GASP: What influenced you to incorporate so many electro and brit-pop sounds into your new music? Were there any in particular that did?
T: I can't find much brit-pop, actually, but hey! I haven't searched for it either. Well ... it's just natural, basically. The album is in many ways the sum of what we like in music and what like music to be, but probably also subconciously the sum of the bands or artists we like. Electronic stuff comes equally natural to us (if not more so) as guitar-based stuff like rock or metal. So, I guess it would be more correct (well, equally correct at least, but I'm trying to make a point here......) to say that we've incorporated a little rock (and maybe hints of metal) to our electro. Manes has never been about following in the footsteps of other bands and trying to achieve their sound or production or image or anything. There's enough bands out there trying to clone Iron Maiden or Darkthrone or Helloween etc, so we figured we'd try something else, albeit a bit more radical.

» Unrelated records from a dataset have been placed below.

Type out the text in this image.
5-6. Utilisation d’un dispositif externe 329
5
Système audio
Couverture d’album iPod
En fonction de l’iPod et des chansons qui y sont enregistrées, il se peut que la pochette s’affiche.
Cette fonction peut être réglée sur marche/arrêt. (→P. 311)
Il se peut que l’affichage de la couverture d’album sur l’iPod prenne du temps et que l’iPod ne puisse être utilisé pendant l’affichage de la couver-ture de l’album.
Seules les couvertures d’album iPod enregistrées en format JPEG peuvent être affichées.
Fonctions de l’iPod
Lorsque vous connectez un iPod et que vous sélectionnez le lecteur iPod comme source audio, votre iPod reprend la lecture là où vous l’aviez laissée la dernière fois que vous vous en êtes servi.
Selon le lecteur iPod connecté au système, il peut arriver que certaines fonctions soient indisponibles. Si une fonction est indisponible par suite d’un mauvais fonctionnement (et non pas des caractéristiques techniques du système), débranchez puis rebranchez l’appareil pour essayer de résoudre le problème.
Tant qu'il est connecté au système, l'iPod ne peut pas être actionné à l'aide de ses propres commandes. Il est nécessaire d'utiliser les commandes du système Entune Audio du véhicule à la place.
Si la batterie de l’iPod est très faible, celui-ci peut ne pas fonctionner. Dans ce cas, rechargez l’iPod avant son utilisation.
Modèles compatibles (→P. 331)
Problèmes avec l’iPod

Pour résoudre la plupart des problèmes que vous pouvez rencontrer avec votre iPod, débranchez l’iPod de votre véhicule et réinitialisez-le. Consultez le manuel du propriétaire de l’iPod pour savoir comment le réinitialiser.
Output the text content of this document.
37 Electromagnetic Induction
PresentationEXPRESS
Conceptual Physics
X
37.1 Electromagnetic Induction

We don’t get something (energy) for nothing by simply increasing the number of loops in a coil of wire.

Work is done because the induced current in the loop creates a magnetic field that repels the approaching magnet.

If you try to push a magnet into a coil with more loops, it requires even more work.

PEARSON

GASP: Your style change certainly alienated many purist metal fans. However, do you think that you have gained more fans in the process?
T: I honestly don't know. And I'm not sure about alienating anyone either. We've gotten feedback from people that has followed Manes since the demo-era that still appriciate what we do...
GASP: What is your reaction to fans that have rejected your new music?
T: No reaction at all. Taste in music is different, and that's that. Simple really... If it's got something to do with principles or image or genre or whatever, I feel more sorry for them than anything else. It must be extremely tiresome checking with your Book of Style each time you hear music or see a cd. But it'll pass - I'll get over it.
GASP: Because of your style change, a few writers have compared you to your fellow Norwegians Ulver. Do you agree with these comparisons?
T: Well, somewhat if it is regarding development etc, but not regarding their and our music. They do great stuff, it's not that, but I don't see many similarities with us.
GASP: Lastly, even though your last few albums have had almost no traces of metal in them, you are still signed to a metal label--Candlelight. Do you still feel as if you "fit in" with the rest of the bands on the label? Does the label pressure you to be "more metal?"
T: We have no ambitions to "fit in" anywhere, and it's up to Candlelight to do their job selling our shit to people. They came to us, so they probably know what they're doing. We have complete freedom to do whatever we would want to do musically, of course, so there's is no "label pressure" of any sort regarding anything. They act very professionally, so we're very pleased with our relationship with them so far.
GASP: Thank you for your time.
T: It was a pleasure Adam, thanks for your time and interest. We're working on a complete overhaul for our website www.manes.no now, but for updated news etc. go to www.myspace.com/manes.